Questa la risposta del prof. Lucio Ficara, esperto di normativa scolastica, durante la diretta della Tecnica risponde live del 5 marzo:
“Non è tanto il numero delle scuole perché quello è un dato non pienamente rilevante, è il numero dei posti che non è funzionale al numero delle scuole perché potrebbe nel sostegno del secondo grado esserci una scuola che ha 20 posti di sostegno, un’altra scuola 30 posti di sostegno, già la somma 20 + 30 fa 50.
Invece in un’altra provincia dove ci sono più scuole, ci sono solo pochi posti per singola scuola e questo poi non genera un numero importante. Dunque il numero dei posti e non il numero delle scuole. Il vantaggio della piccola provincia rispetto alla grande provincia può essere che è presa meno d’assalto e dunque c’è una domanda inferiore nonostante ci sia un’offerta importante e questo avvantaggerebbe.
Tutto molto relativo, non è il numero delle scuole, perché il numero delle scuole tu lo fai solo per le graduatorie di istituto. A volte ci sono delle province piccole dove non riesci ad avere nemmeno 20 scuole, però hai tanti posti.

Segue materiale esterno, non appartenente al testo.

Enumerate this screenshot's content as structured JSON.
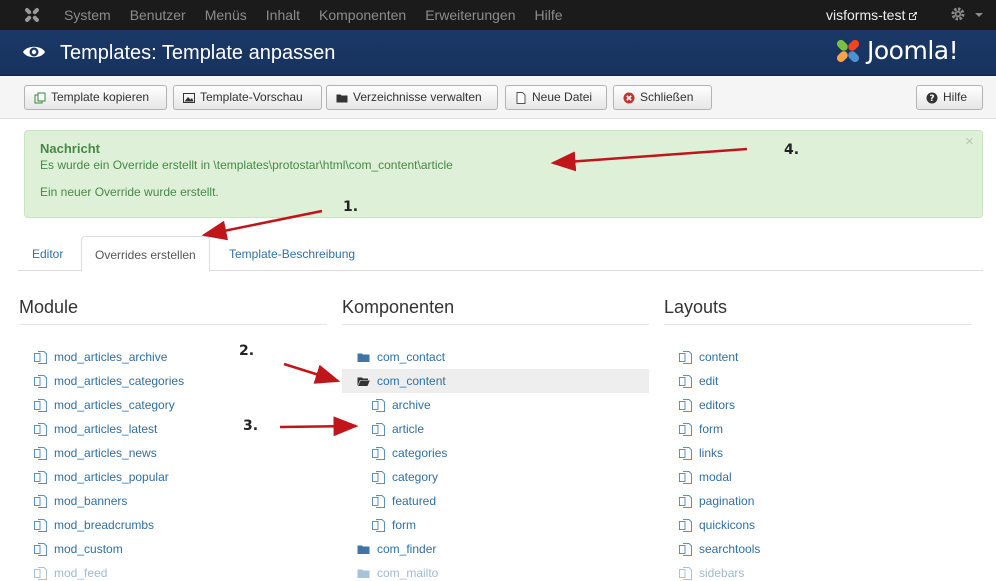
{
  "topbar": {
    "menu": [
      "System",
      "Benutzer",
      "Menüs",
      "Inhalt",
      "Komponenten",
      "Erweiterungen",
      "Hilfe"
    ],
    "site_name": "visforms-test"
  },
  "header": {
    "title": "Templates: Template anpassen",
    "brand": "Joomla!"
  },
  "toolbar": {
    "copy": "Template kopieren",
    "preview": "Template-Vorschau",
    "folders": "Verzeichnisse verwalten",
    "new_file": "Neue Datei",
    "close": "Schließen",
    "help": "Hilfe"
  },
  "alert": {
    "heading": "Nachricht",
    "message1": "Es wurde ein Override erstellt in \\templates\\protostar\\html\\com_content\\article",
    "message2": "Ein neuer Override wurde erstellt.",
    "close": "×"
  },
  "tabs": [
    "Editor",
    "Overrides erstellen",
    "Template-Beschreibung"
  ],
  "columns": {
    "modules": {
      "title": "Module",
      "items": [
        "mod_articles_archive",
        "mod_articles_categories",
        "mod_articles_category",
        "mod_articles_latest",
        "mod_articles_news",
        "mod_articles_popular",
        "mod_banners",
        "mod_breadcrumbs",
        "mod_custom",
        "mod_feed"
      ]
    },
    "components": {
      "title": "Komponenten",
      "items": [
        "com_contact",
        "com_content",
        "archive",
        "article",
        "categories",
        "category",
        "featured",
        "form",
        "com_finder",
        "com_mailto"
      ]
    },
    "layouts": {
      "title": "Layouts",
      "items": [
        "content",
        "edit",
        "editors",
        "form",
        "links",
        "modal",
        "pagination",
        "quickicons",
        "searchtools",
        "sidebars"
      ]
    }
  },
  "annotations": [
    "1.",
    "2.",
    "3.",
    "4."
  ],
  "colors": {
    "topbar": "#1b1b1b",
    "header": "#1a3867",
    "link": "#2f6fa3",
    "alert_bg": "#dff0d8",
    "alert_text": "#468847",
    "arrow": "#c0151b"
  }
}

Allora, qual è il consiglio che do? Vai nel bollettino, conta il numero dei posti assegnati nei bollettini da settembre fino a dicembre 25 e ti renderai conto che anche una piccola provincia può aver concesso un numero di supplenze superiori a una provincia più grande.
Ecco, se devi scegliere, non fare l’errore di scegliere in base al numero delle scuole, ma fallo in base ai bollettini e dunque a un dato statistico oggettivo e non il numero delle scuole”.